Chrome is still the same version.

Now, like a miracle, they decided to play music,
even though they refused to do so yesterday.

So, Opera, Firefox and Chrome are capable of
playing IceCast2 streams using the Audio tag
after all.

Yet, it’s not perfect. Chrome’s tab crashed after
an x amount of time. It did so every time I let it
play the stream. Firefox doesn’t show any crash
message, but simply stops playing after an x
amount of time. So even though they passed
the first test, it seems, Opera is still the only
browser with acceptable support for streaming
music.

Next: XMLHttpRequests, their security is rather
script. A request MUST go to the same protocol,
same domain, same port. Since the IceCast2 server
is server it’s current song xml data on a different
port then the webserver, the request will fail.
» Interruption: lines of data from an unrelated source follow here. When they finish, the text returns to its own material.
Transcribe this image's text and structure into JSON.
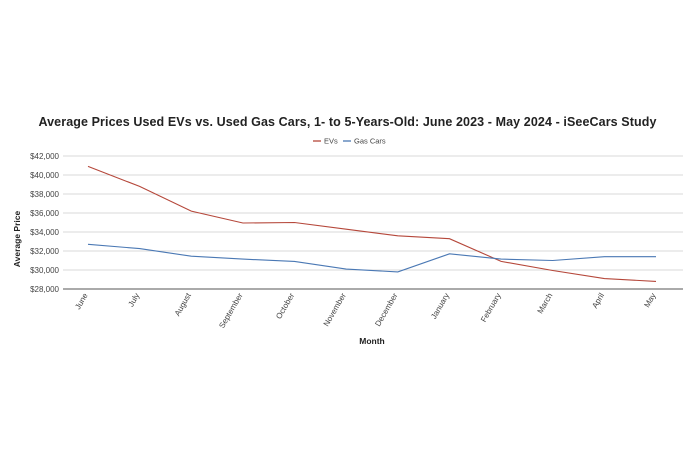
{
  "chart_data": {
    "type": "line",
    "title": "Average Prices Used EVs vs. Used Gas Cars, 1- to 5-Years-Old: June 2023 - May 2024 - iSeeCars Study",
    "xlabel": "Month",
    "ylabel": "Average Price",
    "categories": [
      "June",
      "July",
      "August",
      "September",
      "October",
      "November",
      "December",
      "January",
      "February",
      "March",
      "April",
      "May"
    ],
    "ylim": [
      28000,
      42000
    ],
    "yticks": [
      28000,
      30000,
      32000,
      34000,
      36000,
      38000,
      40000,
      42000
    ],
    "ytick_labels": [
      "$28,000",
      "$30,000",
      "$32,000",
      "$34,000",
      "$36,000",
      "$38,000",
      "$40,000",
      "$42,000"
    ],
    "grid": true,
    "legend_position": "top-center",
    "series": [
      {
        "name": "EVs",
        "color": "#b5473a",
        "values": [
          40900,
          38800,
          36200,
          34950,
          35000,
          34300,
          33600,
          33300,
          30900,
          29950,
          29100,
          28800
        ]
      },
      {
        "name": "Gas Cars",
        "color": "#4a78b4",
        "values": [
          32700,
          32250,
          31450,
          31150,
          30900,
          30100,
          29800,
          31700,
          31150,
          31000,
          31400,
          31400
        ]
      }
    ]
  }
}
Flash has a solution to allow connections do a
different port. You need to set up a server
listening on port 843. Since this port is below 1024,
you must have root access to the server to set it up.
See the link below for more information:
http://www.adobeursurvey.com/devnet/flashplayer/articles/socket_policy_files.html

In the past, I’ve been looking, wihtout success, for a
simular feature in JavaScript. Yesterday, I’ve discovered
JavaScript requires a different approach. The server
you are requesting must set a header that tells JavaScript
it’s allowed to proceed with it’s request.
See the links below for more information:
https://developer.mozilla.org/En/HTTP_access_control
http://www.w3.org/TR/cors/

I should take a closer look at the IceCast2 configuration
if it’s possible to insert a header, or else I can modify it’s
source code to include that header. I’ve been doing
some IceCast2 source patching before since there was
a bug in it’s ShoutCast compatibility code. I think I’ve
mentioned it before in my blog. I think it was something
like it was sending one newline in stead of two.